それにしても今は本当に楽器の練習をするのにはいい時代だと思います。何しろインターネットで検索すれば本当に様々な偉大なプレーヤーの演奏を見ることができるからです。今も大好きなバディ・リッチのドラムソロをYouTubeで見ていますが、本当に素晴らしいものです。

 CDなどで演奏を聴くことは確かにできますが、特にドラムの場合実際に演奏している様子を見てみないことにはどうやって演奏しているかさっぱり分からないことが多いのです(といっても見てもわからないことがほとんどですが・・)。バディ・リッチの演奏は確かに今の時代のスーパーウルトラテクニックを持っている人たちと比べると技術的には劣るかも知れませんが、しかし彼が多くのジャズ、ロックドラマーに与えた影響の大きさや、素晴らしいタッチとトーン、そして彼ならではのショー的要素を兼ね備えたプレイは映像で見ると本当に素晴らしいものです。

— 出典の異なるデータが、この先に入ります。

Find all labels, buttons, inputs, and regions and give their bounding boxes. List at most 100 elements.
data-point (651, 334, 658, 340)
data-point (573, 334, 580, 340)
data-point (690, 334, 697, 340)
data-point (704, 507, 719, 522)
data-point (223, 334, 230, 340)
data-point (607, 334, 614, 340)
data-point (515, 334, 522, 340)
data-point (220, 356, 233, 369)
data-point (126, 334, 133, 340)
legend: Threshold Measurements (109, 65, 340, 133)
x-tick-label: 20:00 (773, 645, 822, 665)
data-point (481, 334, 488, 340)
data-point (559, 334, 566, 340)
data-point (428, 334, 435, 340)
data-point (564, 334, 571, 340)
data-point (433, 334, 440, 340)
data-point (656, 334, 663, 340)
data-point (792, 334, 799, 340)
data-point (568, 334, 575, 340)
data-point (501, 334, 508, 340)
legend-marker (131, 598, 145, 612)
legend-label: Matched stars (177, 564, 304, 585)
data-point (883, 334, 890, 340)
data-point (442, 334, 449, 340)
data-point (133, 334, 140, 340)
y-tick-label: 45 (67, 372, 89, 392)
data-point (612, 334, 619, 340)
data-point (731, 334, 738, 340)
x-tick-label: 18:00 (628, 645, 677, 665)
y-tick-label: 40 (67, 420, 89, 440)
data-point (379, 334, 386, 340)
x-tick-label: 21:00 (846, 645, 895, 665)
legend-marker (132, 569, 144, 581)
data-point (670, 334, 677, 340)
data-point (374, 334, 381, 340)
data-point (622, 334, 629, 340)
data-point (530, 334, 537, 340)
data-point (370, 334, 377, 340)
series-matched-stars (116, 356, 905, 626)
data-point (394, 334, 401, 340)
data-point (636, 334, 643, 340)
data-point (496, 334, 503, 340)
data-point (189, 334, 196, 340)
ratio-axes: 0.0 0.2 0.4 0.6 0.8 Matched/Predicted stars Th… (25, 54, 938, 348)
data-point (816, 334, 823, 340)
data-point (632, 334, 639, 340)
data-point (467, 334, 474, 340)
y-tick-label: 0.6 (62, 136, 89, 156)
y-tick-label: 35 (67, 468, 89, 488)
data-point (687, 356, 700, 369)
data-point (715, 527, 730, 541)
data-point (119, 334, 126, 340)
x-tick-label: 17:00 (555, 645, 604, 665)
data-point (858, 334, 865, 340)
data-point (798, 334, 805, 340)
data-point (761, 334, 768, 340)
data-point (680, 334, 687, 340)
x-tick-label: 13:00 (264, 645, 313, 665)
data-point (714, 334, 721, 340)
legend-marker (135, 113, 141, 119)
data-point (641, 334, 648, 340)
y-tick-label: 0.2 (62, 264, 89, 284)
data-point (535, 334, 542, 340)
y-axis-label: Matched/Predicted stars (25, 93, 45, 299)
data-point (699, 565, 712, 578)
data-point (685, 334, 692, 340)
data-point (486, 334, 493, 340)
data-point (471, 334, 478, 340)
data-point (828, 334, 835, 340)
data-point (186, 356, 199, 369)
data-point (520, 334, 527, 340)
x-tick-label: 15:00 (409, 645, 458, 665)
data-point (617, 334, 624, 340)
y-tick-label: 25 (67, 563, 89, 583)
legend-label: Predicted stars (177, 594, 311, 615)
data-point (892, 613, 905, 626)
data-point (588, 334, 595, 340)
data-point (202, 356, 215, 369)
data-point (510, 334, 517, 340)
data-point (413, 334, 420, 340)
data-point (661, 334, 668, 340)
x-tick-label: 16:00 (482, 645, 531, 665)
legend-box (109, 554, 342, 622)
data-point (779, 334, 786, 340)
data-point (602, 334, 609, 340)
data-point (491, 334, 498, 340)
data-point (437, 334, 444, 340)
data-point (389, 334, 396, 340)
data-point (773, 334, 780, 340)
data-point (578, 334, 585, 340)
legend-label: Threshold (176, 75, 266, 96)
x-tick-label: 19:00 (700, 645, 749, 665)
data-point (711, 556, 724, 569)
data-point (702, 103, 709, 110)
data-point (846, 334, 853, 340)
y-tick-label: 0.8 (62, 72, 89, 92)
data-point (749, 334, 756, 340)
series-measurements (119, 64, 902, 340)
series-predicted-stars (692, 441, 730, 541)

 バディ・リッチに限らず一流の人の演奏を聴いていると本当に練習しなけりゃ、という気になりますね。ドラムは本当に単純な楽器で、結局のところ基本的には両手に棒を持って何かを叩いているだけのものなんですね。しかしその単純な動作にもかかわらず練習を重ねていけば本当にマジックのような演奏ができてしまうんですね。それはどうやればそのようなマジックを演奏に加えることができるかといえば、正確なリズムキープとアクセントを伴ったトーンなんですね。ドラムやピアノなどの生楽器はトーンが命といっても差し支えないと思います。そのトーンを少しでも一流に近づけて行くには日々練習していろんなタッチで粒を揃えて演奏できるようになることが肝心なんですね。

 バディ・リッチの演奏やデイヴ・ウィックルの演奏はある意味両極にあるように見受けますが、バディ・リッチの場合は比較的一つ打ちをメインとしたプレイが多いのに対しデイヴ・ウィックルの場合は軽やかな二つ打ちを多用するところが特徴として挙げられるのではないかと思います。しかしどちらにしても素晴らしいタッチを伴っていることは共通していて、それが結局は多少の奏法の違いにかかわらずいずれも素晴らしい演奏として見る者に大きな感動を与えていっているように感じます。

 私は最近ジャズのドラマーに影響を受けることが多いのですが、それは演奏のレベルが「芸術」の域に達しているからなんですね。有名なロックドラマーでもかっこいい人はいますが、演奏のレベル自体はアマチュアに毛が生えたようなトーンやタッチで叩いている人も決して少なくありません。残念ながらそういう人たちの演奏には高度な刺激が全く含まれていないので自分の演奏を上達させるための役にはあまり立っていないような気がしますね。